Segundo a representante da comissão, Dani Reis, a medida surpreendeu a categoria, que não foi avisada previamente sobre a redução das vagas. “O protesto é para que retorne as castrações que nós, protetoras e ONGs, já tínhamos e que foram retiradas por meio do decreto de contenção de 25% de gastos feito pela prefeitura”, afirmou.

Ela explicou que, antes do corte, eram realizadas cerca de 300 castrações mensais, voltadas principalmente a animais abandonados, resgatados ou pertencentes a famílias de baixa renda que não conseguiam acessar os serviços da Subea. Cada protetora cadastrada tinha direito a 10 vagas semanais, mas o novo modelo prevê apenas 10 vagas mensais a serem disputadas entre a população em geral. “Mais de 280 protetoras cadastradas teriam, juntas, apenas uma vaga por dia.
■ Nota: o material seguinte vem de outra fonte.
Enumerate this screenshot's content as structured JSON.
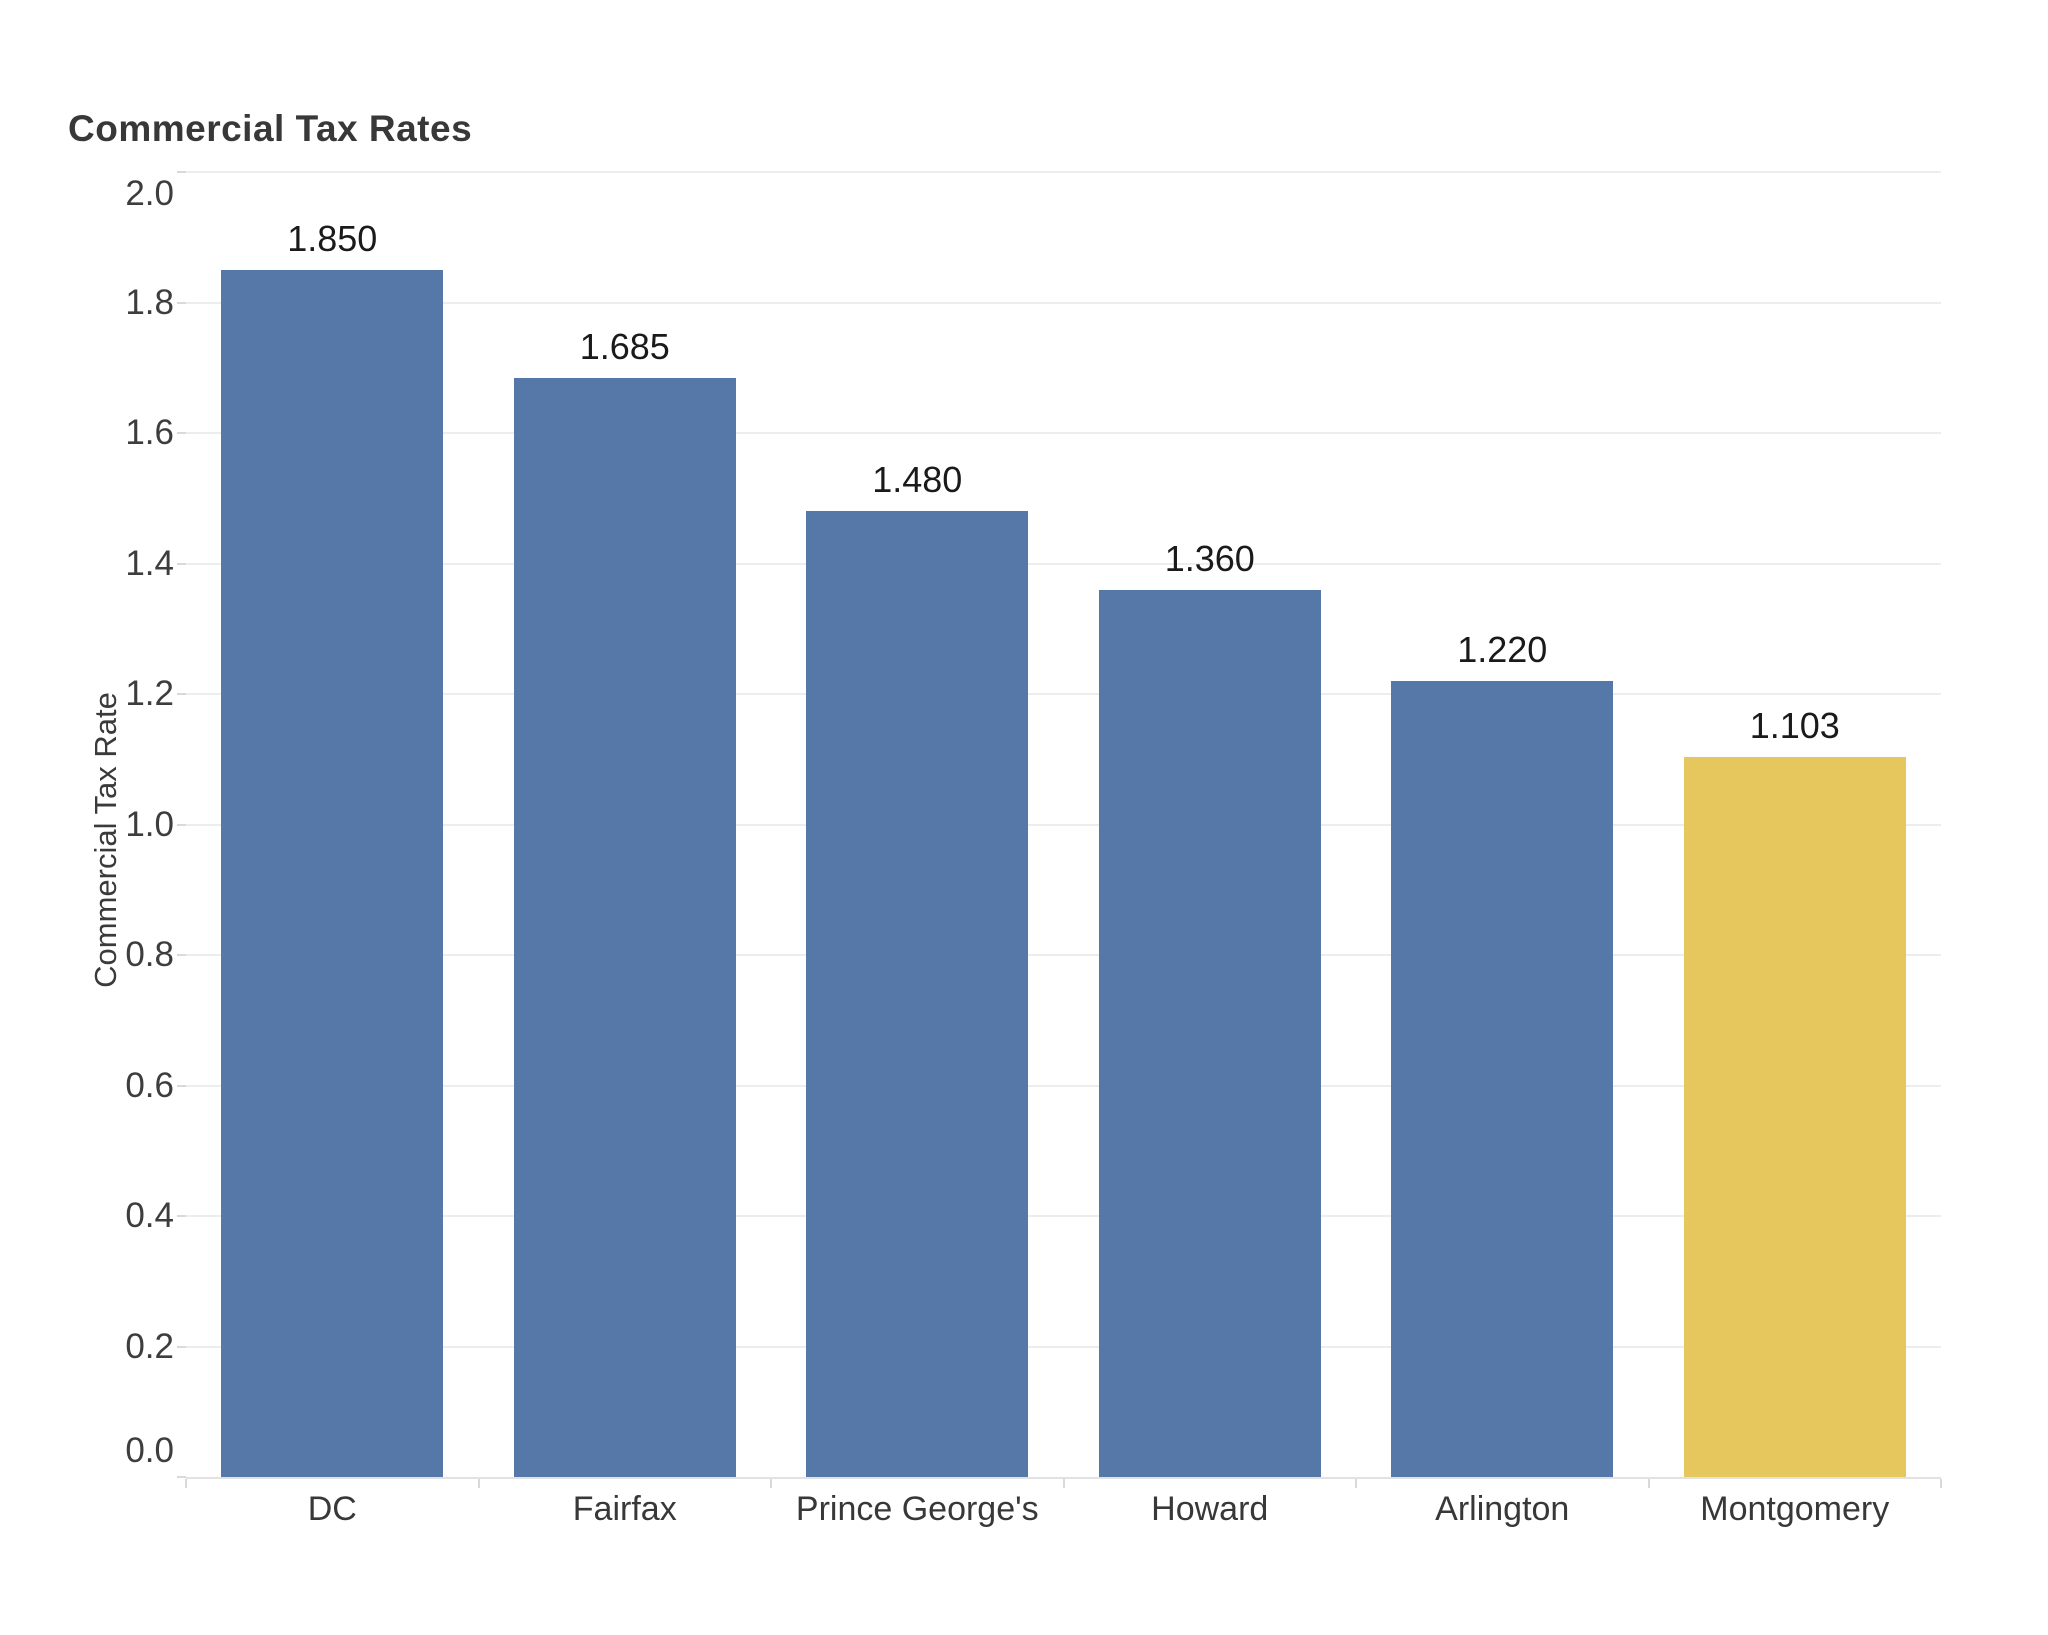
{
  "title": "Commercial Tax Rates",
  "colors": {
    "background": "#ffffff",
    "bar_default": "#5578a8",
    "bar_highlight": "#e6c75e",
    "gridline": "#ededed",
    "axis_line": "#e2e2e2",
    "tick_mark": "#d9d9d9",
    "title_text": "#383838",
    "value_label_text": "#1a1a1a",
    "tick_label_text": "#3d3d3d",
    "category_label_text": "#383838"
  },
  "chart_data": {
    "type": "bar",
    "title": "Commercial Tax Rates",
    "xlabel": "",
    "ylabel": "Commercial Tax Rate",
    "categories": [
      "DC",
      "Fairfax",
      "Prince George's",
      "Howard",
      "Arlington",
      "Montgomery"
    ],
    "values": [
      1.85,
      1.685,
      1.48,
      1.36,
      1.22,
      1.103
    ],
    "value_labels": [
      "1.850",
      "1.685",
      "1.480",
      "1.360",
      "1.220",
      "1.103"
    ],
    "highlight_index": 5,
    "ylim": [
      0.0,
      2.0
    ],
    "ytick_step": 0.2,
    "ytick_labels": [
      "0.0",
      "0.2",
      "0.4",
      "0.6",
      "0.8",
      "1.0",
      "1.2",
      "1.4",
      "1.6",
      "1.8",
      "2.0"
    ],
    "grid": true,
    "legend": false
  }
}
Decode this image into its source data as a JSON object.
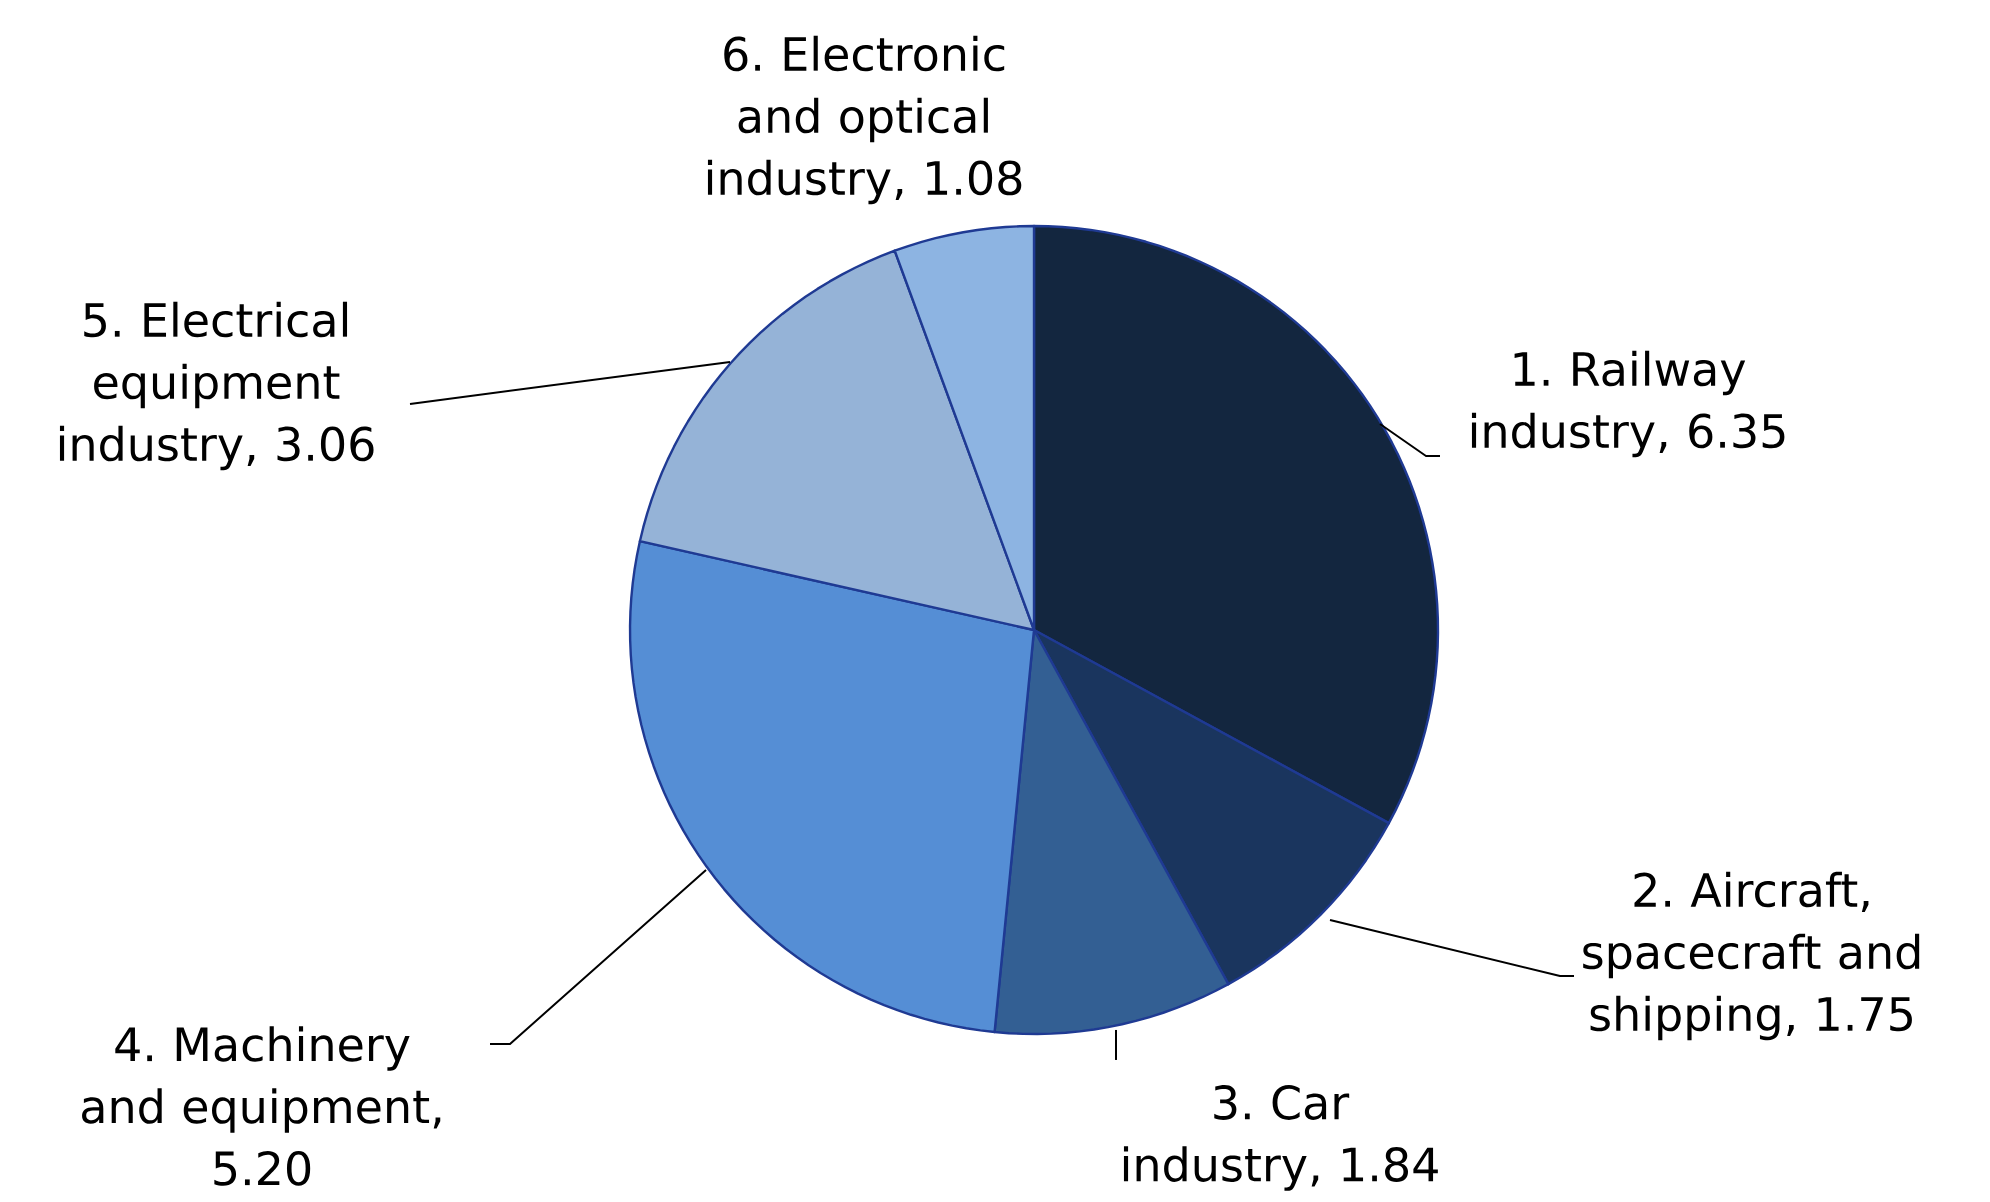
{
  "chart_data": {
    "type": "pie",
    "categories": [
      "1. Railway industry, 6.35",
      "2. Aircraft, spacecraft and shipping, 1.75",
      "3. Car industry, 1.84",
      "4. Machinery and equipment, 5.20",
      "5. Electrical equipment industry, 3.06",
      "6. Electronic and optical industry, 1.08"
    ],
    "values": [
      6.35,
      1.75,
      1.84,
      5.2,
      3.06,
      1.08
    ],
    "colors": [
      "#13263f",
      "#1a355e",
      "#335f93",
      "#558ed5",
      "#95b3d7",
      "#8db4e2"
    ]
  }
}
Foram retirados mais de 90% das nossas castrações”, detalhou.

A organização estima que mais de 100 protetoras participaram do ato. Para elas, o impacto da redução será imediato e poderá gerar consequências graves. “Esse é um trabalho fundamental. São cinco anos de castrações que serão perdidos em cinco meses, porque os animais se reproduzem muito rápido. Isso é questão de saúde pública, porque vai aumentar o abandono, a presença de animais nas ruas e até o risco de zoonoses”, alertou Dani Reis.

A reportagem entrou em contato com a Prefeitura de Campo Grande, mas até o fechamento desta matéria não houve resposta.